Already, just a few hours into the quarrying, many of the trees’ roots           were uncovered and some ­ with sand having been extracted from underneath           ­ seemed about to topple over. According to the bulldozer operator,           Kariakus also has a one-month quarrying license granted by the Ministry           of the Interior. He had been running another quarry in the village           of Siniya that was shut down only two weeks ago, largely due to pressure           exerted by the environmental organization Green Line. A few months ago,           Green Line members were notified about four huge quarrying sites in           the middle of a pine-tree forest in the Jezzine villages of Haitoura,           Zahlatie and Sniya and denounced them.

In April, Green Line held a press conference in Beirut calling on the           media to pressure the government to shut down the quarries.

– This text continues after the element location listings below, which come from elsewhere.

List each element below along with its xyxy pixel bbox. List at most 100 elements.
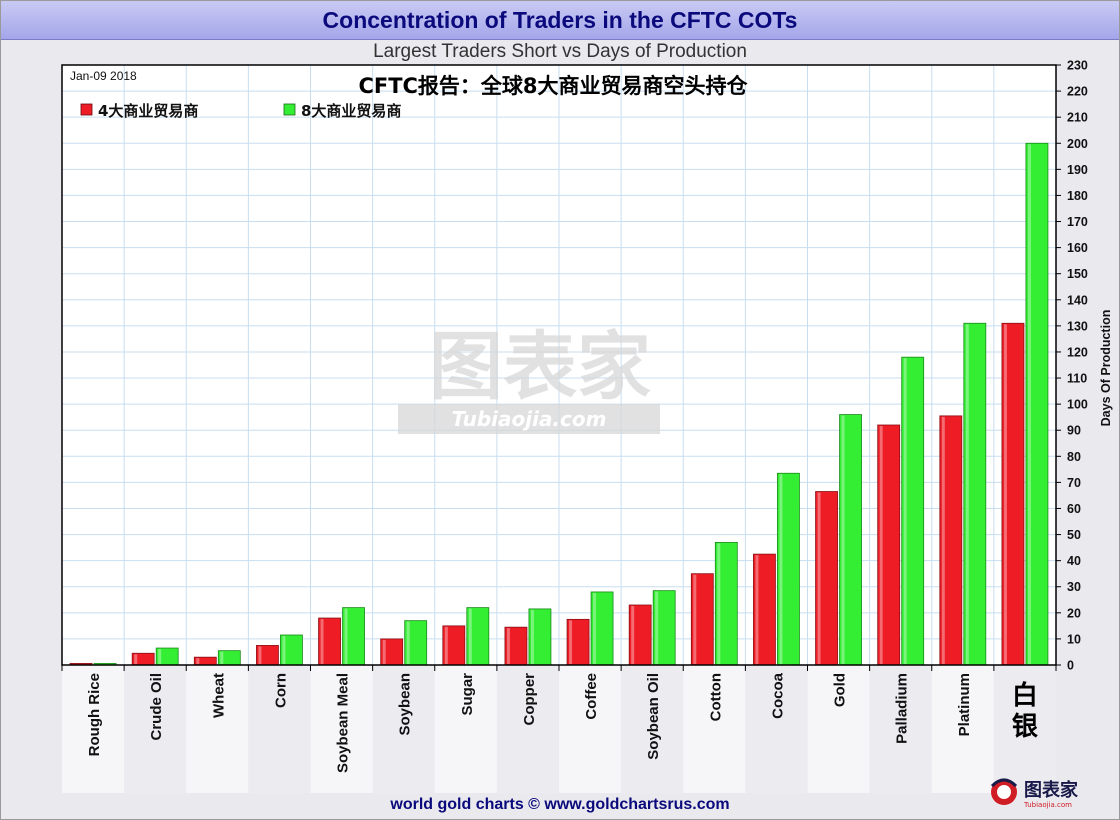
category-band xyxy=(248,665,311,793)
category-band xyxy=(683,665,746,793)
bar-highlight xyxy=(569,620,573,664)
bar-highlight xyxy=(196,658,200,664)
y-tick-label: 30 xyxy=(1067,580,1081,594)
logo-subtext: Tubiaojia.com xyxy=(1023,801,1072,809)
y-tick-label: 150 xyxy=(1067,267,1088,281)
bar-highlight xyxy=(258,646,262,664)
category-band xyxy=(621,665,684,793)
footer-credit: world gold charts © www.goldchartsrus.co… xyxy=(390,796,730,813)
bar-highlight xyxy=(693,574,697,664)
bar-highlight xyxy=(879,426,883,664)
y-tick-label: 130 xyxy=(1067,319,1088,333)
watermark-band xyxy=(398,404,660,434)
bar-highlight xyxy=(444,626,448,664)
legend-swatch-series2 xyxy=(283,103,296,116)
bar-highlight xyxy=(593,592,597,664)
x-tick-label: Soybean Oil xyxy=(645,673,662,760)
logo-text: 图表家 xyxy=(1024,779,1079,801)
y-tick-label: 170 xyxy=(1067,215,1088,229)
bar-highlight xyxy=(468,608,472,664)
y-tick-label: 140 xyxy=(1067,293,1088,307)
x-tick-label: Sugar xyxy=(459,673,476,716)
watermark-sub-text: Tubiaojia.com xyxy=(452,407,607,431)
y-tick-label: 160 xyxy=(1067,241,1088,255)
x-tick-label: Copper xyxy=(521,673,538,726)
x-tick-label: Corn xyxy=(272,673,289,708)
y-tick-label: 230 xyxy=(1067,59,1088,73)
x-tick-label: Platinum xyxy=(956,673,973,736)
legend-label-series1: 4大商业贸易商 xyxy=(98,102,198,120)
x-tick-label: Crude Oil xyxy=(148,673,165,741)
bar-highlight xyxy=(530,609,534,664)
bar-highlight xyxy=(941,416,945,664)
bar-highlight xyxy=(965,324,969,664)
bar-highlight xyxy=(903,358,907,664)
y-tick-label: 180 xyxy=(1067,189,1088,203)
date-label: Jan-09 2018 xyxy=(70,69,137,83)
bar-highlight xyxy=(320,619,324,664)
x-tick-label: Rough Rice xyxy=(86,673,103,756)
chart-title: Concentration of Traders in the CFTC COT… xyxy=(322,7,798,33)
x-tick-label: Cotton xyxy=(707,673,724,721)
bar-highlight xyxy=(1027,144,1031,664)
y-tick-label: 220 xyxy=(1067,85,1088,99)
category-band xyxy=(62,665,125,793)
bar-highlight xyxy=(1003,324,1007,664)
overlay-title: CFTC报告：全球8大商业贸易商空头持仓 xyxy=(358,74,748,98)
legend-label-series2: 8大商业贸易商 xyxy=(301,102,401,120)
y-tick-label: 50 xyxy=(1067,528,1081,542)
bar-highlight xyxy=(779,474,783,664)
x-tick-label: Cocoa xyxy=(769,672,786,719)
bar-highlight xyxy=(755,555,759,664)
y-tick-label: 110 xyxy=(1067,372,1087,386)
y-tick-label: 0 xyxy=(1067,659,1074,673)
category-band xyxy=(434,665,497,793)
bar-highlight xyxy=(220,651,224,664)
y-tick-label: 80 xyxy=(1067,450,1081,464)
bar-highlight xyxy=(282,636,286,664)
bar-highlight xyxy=(717,543,721,664)
category-band xyxy=(807,665,870,793)
brand-logo: 图表家 Tubiaojia.com xyxy=(990,778,1079,809)
title-bar: Concentration of Traders in the CFTC COT… xyxy=(1,1,1119,40)
y-tick-label: 120 xyxy=(1067,345,1088,359)
y-tick-label: 210 xyxy=(1067,111,1088,125)
x-tick-label: Palladium xyxy=(894,673,911,744)
category-band xyxy=(372,665,435,793)
bar-highlight xyxy=(631,606,635,664)
y-tick-label: 90 xyxy=(1067,424,1081,438)
bar-highlight xyxy=(344,608,348,664)
category-band xyxy=(559,665,622,793)
y-tick-label: 20 xyxy=(1067,606,1081,620)
x-tick-label: 白银 xyxy=(1012,680,1039,742)
x-tick-label: Soybean xyxy=(397,673,414,736)
y-axis-label: Days Of Production xyxy=(1099,310,1113,427)
category-band xyxy=(496,665,559,793)
category-band xyxy=(124,665,187,793)
x-tick-label: Soybean Meal xyxy=(335,673,352,773)
bar-highlight xyxy=(817,492,821,664)
legend-swatch-series1 xyxy=(80,103,93,116)
category-band xyxy=(993,665,1056,793)
category-band xyxy=(310,665,373,793)
chart-subtitle: Largest Traders Short vs Days of Product… xyxy=(373,41,747,62)
y-tick-label: 10 xyxy=(1067,632,1081,646)
bar-highlight xyxy=(158,649,162,664)
category-band xyxy=(186,665,249,793)
category-band xyxy=(931,665,994,793)
bar-highlight xyxy=(506,628,510,664)
category-band xyxy=(745,665,808,793)
bar-highlight xyxy=(134,654,138,664)
x-tick-label: Coffee xyxy=(583,673,600,720)
bar-highlight xyxy=(406,621,410,664)
y-tick-label: 60 xyxy=(1067,502,1081,516)
y-tick-label: 70 xyxy=(1067,476,1081,490)
bar-highlight xyxy=(382,639,386,664)
bar-highlight xyxy=(655,591,659,664)
category-band xyxy=(869,665,932,793)
y-tick-label: 40 xyxy=(1067,554,1081,568)
watermark-main-text: 图表家 xyxy=(429,324,651,410)
x-tick-label: Gold xyxy=(832,673,849,707)
bar-highlight xyxy=(841,415,845,664)
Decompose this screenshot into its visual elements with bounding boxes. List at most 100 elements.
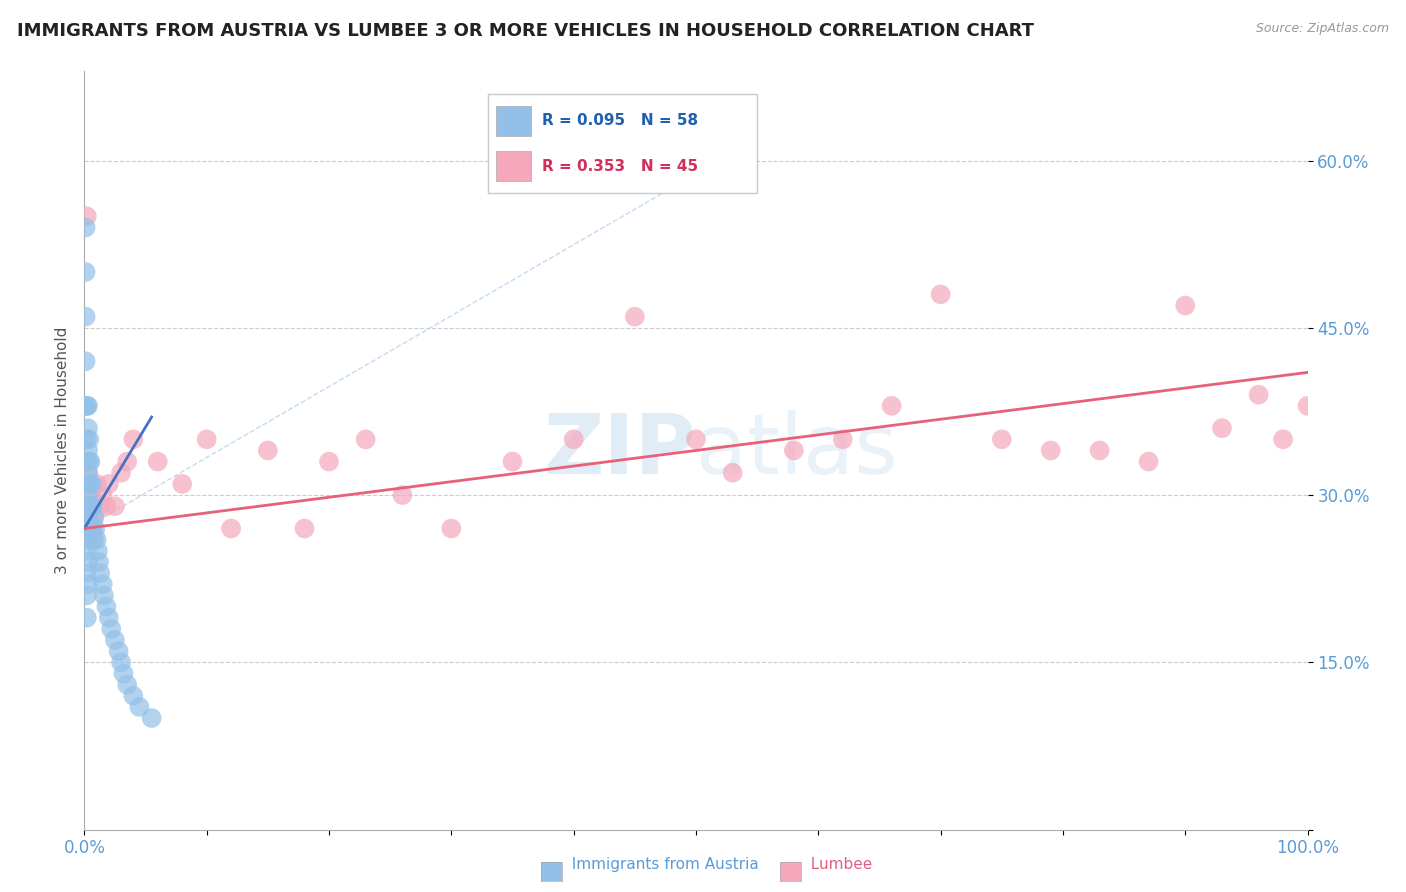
Point — [141, 711, 163, 725]
Point — [91, 488, 114, 502]
Point — [354, 433, 377, 447]
Point — [929, 287, 952, 301]
Point — [991, 433, 1014, 447]
Text: Lumbee: Lumbee — [801, 857, 873, 872]
Point — [86, 477, 108, 491]
Point — [77, 555, 100, 569]
Point — [195, 433, 218, 447]
Point — [1088, 443, 1111, 458]
Point — [75, 399, 97, 413]
Point — [104, 500, 127, 514]
Point — [77, 510, 100, 524]
Point — [80, 477, 103, 491]
Point — [1211, 421, 1233, 435]
Point — [76, 566, 98, 581]
Point — [1247, 387, 1270, 401]
Point — [79, 477, 101, 491]
Point — [77, 466, 100, 480]
Point — [87, 544, 110, 558]
Point — [77, 477, 100, 491]
Point — [97, 611, 120, 625]
Point — [257, 443, 280, 458]
Point — [77, 466, 100, 480]
Point — [721, 466, 744, 480]
Point — [104, 633, 127, 648]
Point — [77, 421, 100, 435]
Point — [76, 455, 98, 469]
Point — [75, 310, 97, 324]
Point — [75, 220, 97, 235]
Y-axis label: 3 or more Vehicles in Household: 3 or more Vehicles in Household — [55, 326, 70, 574]
Point — [77, 577, 100, 591]
Point — [76, 544, 98, 558]
Point — [77, 433, 100, 447]
Point — [80, 521, 103, 535]
Text: Immigrants from Austria: Immigrants from Austria — [562, 857, 759, 872]
Point — [79, 500, 101, 514]
Point — [115, 678, 138, 692]
Point — [79, 500, 101, 514]
Point — [75, 354, 97, 368]
Point — [79, 521, 101, 535]
Point — [294, 521, 316, 535]
Point — [391, 488, 413, 502]
Point — [77, 443, 100, 458]
Point — [1272, 433, 1295, 447]
Point — [77, 510, 100, 524]
Point — [96, 599, 118, 614]
Point — [83, 533, 105, 547]
Point — [83, 510, 105, 524]
Point — [107, 644, 129, 658]
Point — [172, 477, 194, 491]
Point — [91, 577, 114, 591]
Point — [97, 477, 120, 491]
Point — [87, 555, 110, 569]
Point — [76, 477, 98, 491]
Point — [624, 310, 647, 324]
Point — [89, 566, 111, 581]
Point — [75, 265, 97, 279]
Point — [115, 455, 138, 469]
Point — [76, 210, 98, 224]
Point — [122, 689, 145, 703]
Point — [1039, 443, 1062, 458]
Point — [562, 433, 585, 447]
Text: ZIP: ZIP — [544, 410, 696, 491]
Point — [77, 521, 100, 535]
Point — [76, 611, 98, 625]
Point — [110, 655, 132, 669]
Point — [76, 433, 98, 447]
Point — [146, 455, 169, 469]
Point — [1296, 399, 1319, 413]
Text: atlas: atlas — [696, 410, 897, 491]
Point — [122, 433, 145, 447]
Point — [93, 589, 115, 603]
Point — [77, 399, 100, 413]
Point — [84, 521, 107, 535]
Point — [880, 399, 903, 413]
Point — [685, 433, 707, 447]
Point — [80, 488, 103, 502]
Point — [440, 521, 463, 535]
Point — [1137, 455, 1160, 469]
Point — [76, 521, 98, 535]
Point — [76, 589, 98, 603]
Point — [112, 666, 135, 681]
Text: Source: ZipAtlas.com: Source: ZipAtlas.com — [1256, 22, 1389, 36]
Point — [502, 455, 524, 469]
Point — [318, 455, 340, 469]
Point — [82, 521, 104, 535]
Point — [86, 533, 108, 547]
Point — [76, 500, 98, 514]
Point — [77, 488, 100, 502]
Point — [783, 443, 806, 458]
Point — [75, 521, 97, 535]
Point — [1174, 299, 1197, 313]
Point — [80, 500, 103, 514]
Point — [76, 399, 98, 413]
Text: IMMIGRANTS FROM AUSTRIA VS LUMBEE 3 OR MORE VEHICLES IN HOUSEHOLD CORRELATION CH: IMMIGRANTS FROM AUSTRIA VS LUMBEE 3 OR M… — [17, 22, 1033, 40]
Point — [831, 433, 853, 447]
Point — [77, 500, 100, 514]
Point — [219, 521, 242, 535]
Point — [77, 455, 100, 469]
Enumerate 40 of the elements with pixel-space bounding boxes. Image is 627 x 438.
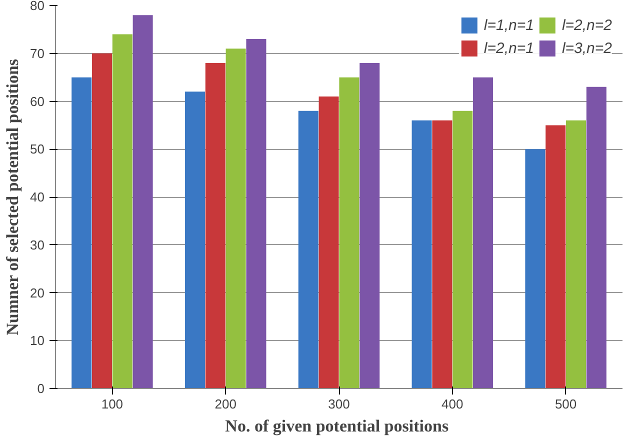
y-axis-title: Numner of selected potential positions [3, 58, 22, 336]
bar [452, 110, 473, 388]
bar [318, 96, 339, 388]
y-tick-label: 0 [37, 381, 45, 396]
bar [360, 62, 380, 388]
y-tick-label: 40 [30, 190, 45, 204]
bar [132, 15, 153, 388]
y-tick-label: 70 [30, 46, 45, 61]
y-tick-label: 50 [30, 142, 45, 157]
x-tick-label: 300 [328, 396, 350, 412]
x-tick-label: 200 [214, 396, 236, 412]
y-tick-label: 60 [30, 94, 45, 109]
bar [112, 34, 132, 388]
x-tick-label: 500 [554, 396, 577, 412]
bar [473, 77, 494, 388]
y-tick-label: 80 [30, 0, 45, 13]
y-tick-label: 20 [30, 285, 45, 300]
legend-label: l=2,n=1 [484, 40, 534, 56]
bar [412, 120, 432, 388]
bar [546, 125, 566, 388]
bar [586, 86, 606, 388]
bar [525, 149, 546, 388]
bar [298, 110, 318, 388]
y-tick-label: 30 [30, 237, 45, 252]
legend-label: l=3,n=2 [562, 40, 612, 56]
bar [432, 120, 452, 388]
x-tick-label: 100 [101, 396, 124, 412]
bar [205, 62, 226, 388]
bar [184, 92, 205, 388]
bar [226, 48, 246, 388]
bar [72, 77, 92, 388]
bar [246, 39, 266, 388]
y-tick-label: 10 [30, 333, 45, 348]
bar [339, 77, 360, 388]
x-tick-label: 400 [442, 396, 464, 412]
x-axis-title: No. of given potential positions [225, 416, 449, 436]
bar [566, 120, 586, 388]
legend-label: l=2,n=2 [562, 16, 612, 34]
legend-label: l=1,n=1 [484, 16, 534, 34]
bar [92, 53, 112, 388]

Ironically,           one of the quarry owners was none other than the mayor of the village           of Roum , Gergie Haddad ­ better known as Abu Ajaj. Green Line seems           to have succeeded, as three of the quarries closed down. The remaining           one is a rock quarry for Sibline company, which was founded in 1998           and licensed to operate for 10 years by the Interior Ministry. While           the Sibline quarry is still a thorn in the group’s side, Green Line’           Salman Abbas said that “if we work together and we do something about           the wrong that we see, we can exert the needed pressure and we can           close down those quarries.” But, he admitted: “It’s like playing cat           and mouse.

“We close one quarry; they open another,” he said. “It’s ridiculous           … Quarries should be organized. It’s a shame to ruin such a beautiful           area. It just doesn’t seem that this government is serious about environmental           issues.” A quarrying master plan was unveiled by former Environment           Minister Akram Chehayeb in the mid-1990s, but it has yet to be enforced.